If you have a theme like this, stick an alert on the emails from Themeforest. It’s possible to configure Gmail, for example, to watch for emails from the Themeforest email address which contain the word ‘upgrade’ or ‘update’. You can even combine this alert with a service like IFTTT to send you an SMS but a Gmail alert is probably enough. Update your themes religiously – if something goes wrong, rollback using Updraft or restore using Updraft.
Keep your server and your database secure
Many hosts have terrible security – they allow remote login for MySQL (where are the WordPress users using remote MySQL login rather than SSH login??), they email you root passwords, they allow FTP rather than SFTP. If you’ve got a host like this, consider changing.
- Configure your server to disallow MySQL login. Get your developer/host to do it or if you have SSH access to your server, this is simple – log in and run:
- Use key authentication to access your server using putty/SSH. There’s a guide here.
- Use SFTP to access your server files. Ideally, use key authentication for this too as described here.
- Use different passwords for your FTP account, your root server account and your WordPress admin account.
Mitigating against Wordpress denial of service attacks
A denial of service attack is where a botnet hits your server with thousands of simultaneous requests, ideally for large files or complex pages. If your server is poorly configured, it won’t keep up and it’ll fall over preventing your legitimate users from accessing your site. I would say this is on the softer side of hacking, since any damage is temporary – they don’t actually gain access to your site, they just prevent others accessing it – still, it’s a security concern so here’s what to do:
- Set up W3 Total Cache and page caching. This will mitigate the problem should a botnet attack you for some reason. Ideally set up Nginx and Varnish too.
- Configure Wordfence to block repeat offenders. There are options to lock out IP addresses if they access more than X pages in less than Y seconds.
- Install and configure Cloudflare – it does some work to block denial of service IP addresses.
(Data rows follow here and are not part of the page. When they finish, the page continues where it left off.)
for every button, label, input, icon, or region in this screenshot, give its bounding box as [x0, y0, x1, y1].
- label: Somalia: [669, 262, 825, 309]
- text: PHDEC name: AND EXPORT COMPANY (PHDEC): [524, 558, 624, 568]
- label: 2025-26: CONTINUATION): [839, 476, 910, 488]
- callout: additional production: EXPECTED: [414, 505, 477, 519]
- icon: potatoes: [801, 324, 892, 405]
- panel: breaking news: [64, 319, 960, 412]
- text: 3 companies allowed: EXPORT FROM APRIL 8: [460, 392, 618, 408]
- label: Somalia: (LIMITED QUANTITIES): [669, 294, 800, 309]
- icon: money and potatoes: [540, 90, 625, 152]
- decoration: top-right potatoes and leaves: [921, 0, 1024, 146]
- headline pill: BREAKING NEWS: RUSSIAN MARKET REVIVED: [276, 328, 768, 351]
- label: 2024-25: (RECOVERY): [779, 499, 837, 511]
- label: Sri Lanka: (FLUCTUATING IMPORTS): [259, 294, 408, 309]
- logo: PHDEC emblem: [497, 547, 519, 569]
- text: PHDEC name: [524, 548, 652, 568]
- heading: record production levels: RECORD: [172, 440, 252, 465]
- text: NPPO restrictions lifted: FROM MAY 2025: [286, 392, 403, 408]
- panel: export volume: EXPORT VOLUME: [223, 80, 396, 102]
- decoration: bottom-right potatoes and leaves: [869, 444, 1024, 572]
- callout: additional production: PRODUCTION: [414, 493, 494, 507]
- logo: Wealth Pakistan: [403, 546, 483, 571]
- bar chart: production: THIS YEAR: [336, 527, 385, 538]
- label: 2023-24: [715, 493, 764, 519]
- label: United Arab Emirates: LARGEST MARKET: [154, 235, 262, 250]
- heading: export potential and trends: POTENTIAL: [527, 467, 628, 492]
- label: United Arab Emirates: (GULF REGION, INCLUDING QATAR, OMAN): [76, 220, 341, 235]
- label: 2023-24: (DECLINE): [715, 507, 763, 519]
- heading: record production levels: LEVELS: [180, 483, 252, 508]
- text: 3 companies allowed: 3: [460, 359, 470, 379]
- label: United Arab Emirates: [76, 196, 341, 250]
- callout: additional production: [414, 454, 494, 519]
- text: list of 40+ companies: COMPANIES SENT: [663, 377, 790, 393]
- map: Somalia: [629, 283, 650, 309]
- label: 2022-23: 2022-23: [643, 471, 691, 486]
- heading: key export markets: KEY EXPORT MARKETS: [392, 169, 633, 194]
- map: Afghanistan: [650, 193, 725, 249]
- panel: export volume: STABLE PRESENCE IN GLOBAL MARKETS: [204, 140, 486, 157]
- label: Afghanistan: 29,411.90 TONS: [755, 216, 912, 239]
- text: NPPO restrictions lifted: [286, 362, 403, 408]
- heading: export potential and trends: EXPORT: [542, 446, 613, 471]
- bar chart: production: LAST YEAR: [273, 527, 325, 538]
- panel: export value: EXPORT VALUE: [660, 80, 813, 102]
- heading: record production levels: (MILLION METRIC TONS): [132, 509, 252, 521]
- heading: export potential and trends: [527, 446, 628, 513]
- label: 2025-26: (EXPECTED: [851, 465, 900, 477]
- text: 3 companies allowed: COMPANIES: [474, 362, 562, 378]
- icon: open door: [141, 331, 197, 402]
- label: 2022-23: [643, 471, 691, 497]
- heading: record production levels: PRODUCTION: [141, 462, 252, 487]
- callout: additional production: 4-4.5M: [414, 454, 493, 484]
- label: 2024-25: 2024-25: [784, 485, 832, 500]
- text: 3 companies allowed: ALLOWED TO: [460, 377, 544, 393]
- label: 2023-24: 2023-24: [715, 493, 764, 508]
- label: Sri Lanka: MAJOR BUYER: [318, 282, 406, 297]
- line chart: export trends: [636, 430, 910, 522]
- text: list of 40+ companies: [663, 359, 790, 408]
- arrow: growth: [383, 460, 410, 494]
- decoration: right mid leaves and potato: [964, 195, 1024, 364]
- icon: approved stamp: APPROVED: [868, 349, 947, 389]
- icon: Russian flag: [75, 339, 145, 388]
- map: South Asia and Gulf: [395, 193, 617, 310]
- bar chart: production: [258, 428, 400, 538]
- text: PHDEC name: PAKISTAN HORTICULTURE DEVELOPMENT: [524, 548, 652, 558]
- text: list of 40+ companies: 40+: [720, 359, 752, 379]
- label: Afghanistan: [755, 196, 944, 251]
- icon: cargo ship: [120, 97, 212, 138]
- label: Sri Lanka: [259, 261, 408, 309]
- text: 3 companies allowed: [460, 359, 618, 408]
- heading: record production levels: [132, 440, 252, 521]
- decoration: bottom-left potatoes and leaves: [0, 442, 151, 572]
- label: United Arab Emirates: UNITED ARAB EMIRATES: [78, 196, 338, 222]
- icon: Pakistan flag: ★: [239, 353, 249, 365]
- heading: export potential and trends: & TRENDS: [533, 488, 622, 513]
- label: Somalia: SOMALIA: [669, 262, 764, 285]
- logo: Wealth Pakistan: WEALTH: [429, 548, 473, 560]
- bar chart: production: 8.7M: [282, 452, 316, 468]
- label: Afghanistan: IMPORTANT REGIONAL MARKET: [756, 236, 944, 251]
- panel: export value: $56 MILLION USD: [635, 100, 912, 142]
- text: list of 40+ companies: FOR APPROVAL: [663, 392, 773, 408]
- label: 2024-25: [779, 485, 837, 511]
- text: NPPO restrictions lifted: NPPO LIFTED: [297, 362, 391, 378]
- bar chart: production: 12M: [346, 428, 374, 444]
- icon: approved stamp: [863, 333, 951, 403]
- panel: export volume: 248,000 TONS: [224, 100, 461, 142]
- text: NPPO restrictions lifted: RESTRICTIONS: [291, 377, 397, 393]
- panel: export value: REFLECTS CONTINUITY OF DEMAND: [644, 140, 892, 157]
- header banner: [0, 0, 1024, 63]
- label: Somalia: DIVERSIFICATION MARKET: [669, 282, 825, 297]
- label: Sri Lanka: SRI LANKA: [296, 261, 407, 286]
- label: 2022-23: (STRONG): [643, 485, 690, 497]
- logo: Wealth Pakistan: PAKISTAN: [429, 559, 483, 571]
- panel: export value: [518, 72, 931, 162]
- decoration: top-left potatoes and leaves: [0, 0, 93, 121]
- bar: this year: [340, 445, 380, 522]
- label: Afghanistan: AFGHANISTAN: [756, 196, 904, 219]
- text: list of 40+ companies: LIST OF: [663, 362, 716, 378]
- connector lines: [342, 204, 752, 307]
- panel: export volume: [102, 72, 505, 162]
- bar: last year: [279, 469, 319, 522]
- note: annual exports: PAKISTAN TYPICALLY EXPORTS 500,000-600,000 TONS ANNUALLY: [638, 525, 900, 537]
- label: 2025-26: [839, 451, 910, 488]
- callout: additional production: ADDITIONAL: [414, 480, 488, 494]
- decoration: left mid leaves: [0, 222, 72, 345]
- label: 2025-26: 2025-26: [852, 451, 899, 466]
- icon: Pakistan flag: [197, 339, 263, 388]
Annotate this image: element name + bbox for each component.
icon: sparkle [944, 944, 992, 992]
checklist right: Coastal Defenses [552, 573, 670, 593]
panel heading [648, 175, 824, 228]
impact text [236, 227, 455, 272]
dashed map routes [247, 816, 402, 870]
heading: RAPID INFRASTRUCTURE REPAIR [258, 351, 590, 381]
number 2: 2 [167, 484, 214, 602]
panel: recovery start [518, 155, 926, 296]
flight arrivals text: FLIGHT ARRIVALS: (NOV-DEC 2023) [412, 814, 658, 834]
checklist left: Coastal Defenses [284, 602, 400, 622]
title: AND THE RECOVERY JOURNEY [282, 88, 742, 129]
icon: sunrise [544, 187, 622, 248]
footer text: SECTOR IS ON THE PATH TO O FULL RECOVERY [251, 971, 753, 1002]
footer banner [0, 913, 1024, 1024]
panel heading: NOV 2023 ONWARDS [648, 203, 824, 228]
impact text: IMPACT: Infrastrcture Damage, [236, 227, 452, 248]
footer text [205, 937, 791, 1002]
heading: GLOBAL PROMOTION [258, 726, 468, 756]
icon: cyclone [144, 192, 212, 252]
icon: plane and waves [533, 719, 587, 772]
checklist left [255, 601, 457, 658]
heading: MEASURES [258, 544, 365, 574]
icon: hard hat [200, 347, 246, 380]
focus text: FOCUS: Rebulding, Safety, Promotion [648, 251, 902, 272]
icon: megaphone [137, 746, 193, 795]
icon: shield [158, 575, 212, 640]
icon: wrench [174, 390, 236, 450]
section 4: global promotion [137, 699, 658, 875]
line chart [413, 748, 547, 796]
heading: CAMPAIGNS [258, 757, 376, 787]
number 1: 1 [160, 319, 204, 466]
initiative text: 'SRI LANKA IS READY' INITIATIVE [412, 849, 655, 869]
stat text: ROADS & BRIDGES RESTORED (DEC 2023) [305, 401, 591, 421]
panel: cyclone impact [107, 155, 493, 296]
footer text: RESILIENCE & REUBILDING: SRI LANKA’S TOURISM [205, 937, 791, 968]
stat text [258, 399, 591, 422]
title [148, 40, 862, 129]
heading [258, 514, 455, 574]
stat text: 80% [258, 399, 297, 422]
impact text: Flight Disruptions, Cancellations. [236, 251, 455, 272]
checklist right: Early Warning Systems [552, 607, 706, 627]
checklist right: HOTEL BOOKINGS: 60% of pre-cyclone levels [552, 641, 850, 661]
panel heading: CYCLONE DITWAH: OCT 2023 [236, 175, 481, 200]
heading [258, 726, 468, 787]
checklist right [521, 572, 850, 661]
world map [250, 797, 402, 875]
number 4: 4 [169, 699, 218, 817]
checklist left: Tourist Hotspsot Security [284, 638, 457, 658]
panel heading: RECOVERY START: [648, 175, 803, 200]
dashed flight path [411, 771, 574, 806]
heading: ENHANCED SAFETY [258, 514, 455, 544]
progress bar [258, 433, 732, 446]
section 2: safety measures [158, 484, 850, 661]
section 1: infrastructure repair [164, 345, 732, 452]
- Consider installing fail2ban – it operates at a level above WordPress, so it’s even more lightweight on your server and has been mitigating against denial of service attacks for ages.
A note about installing Cloudflare:
To set up and configure Cloudflare, I recommend using 2 plugins – W3 Total Cache with the (free) Cloudflare add-on – you just click addons in W3 Total cache, choose Cloudflare then from the General tab you can scroll down and enter your Cloudflare details. The other plugin I recommend you use in conjunction with W3 Total Cache is the Cloudflare plugin created by Cloudflare. This second plugin doesn’t increase your security, but it does fix problems you’ll experience with identifying where users originate from in Google Analytics or Wordfence.
Consider using two-factor authentication for ultimate log-in security
If you’ve set up SSL, used strong passwords, and all the rest of the guide above you’re going to have a really secure site, but for the ultimate in log-in security you should consider using two-factor authentication.
What happens is you log-in to your WordPress site using your username and password, then the site sends you an SMS to your phone. You enter the code received on your phone into the login page and only then are you allowed to log-in. It’s more secure because you have to have the phone with you. Wordfence offers this option if you do decide you want this additional layer of security.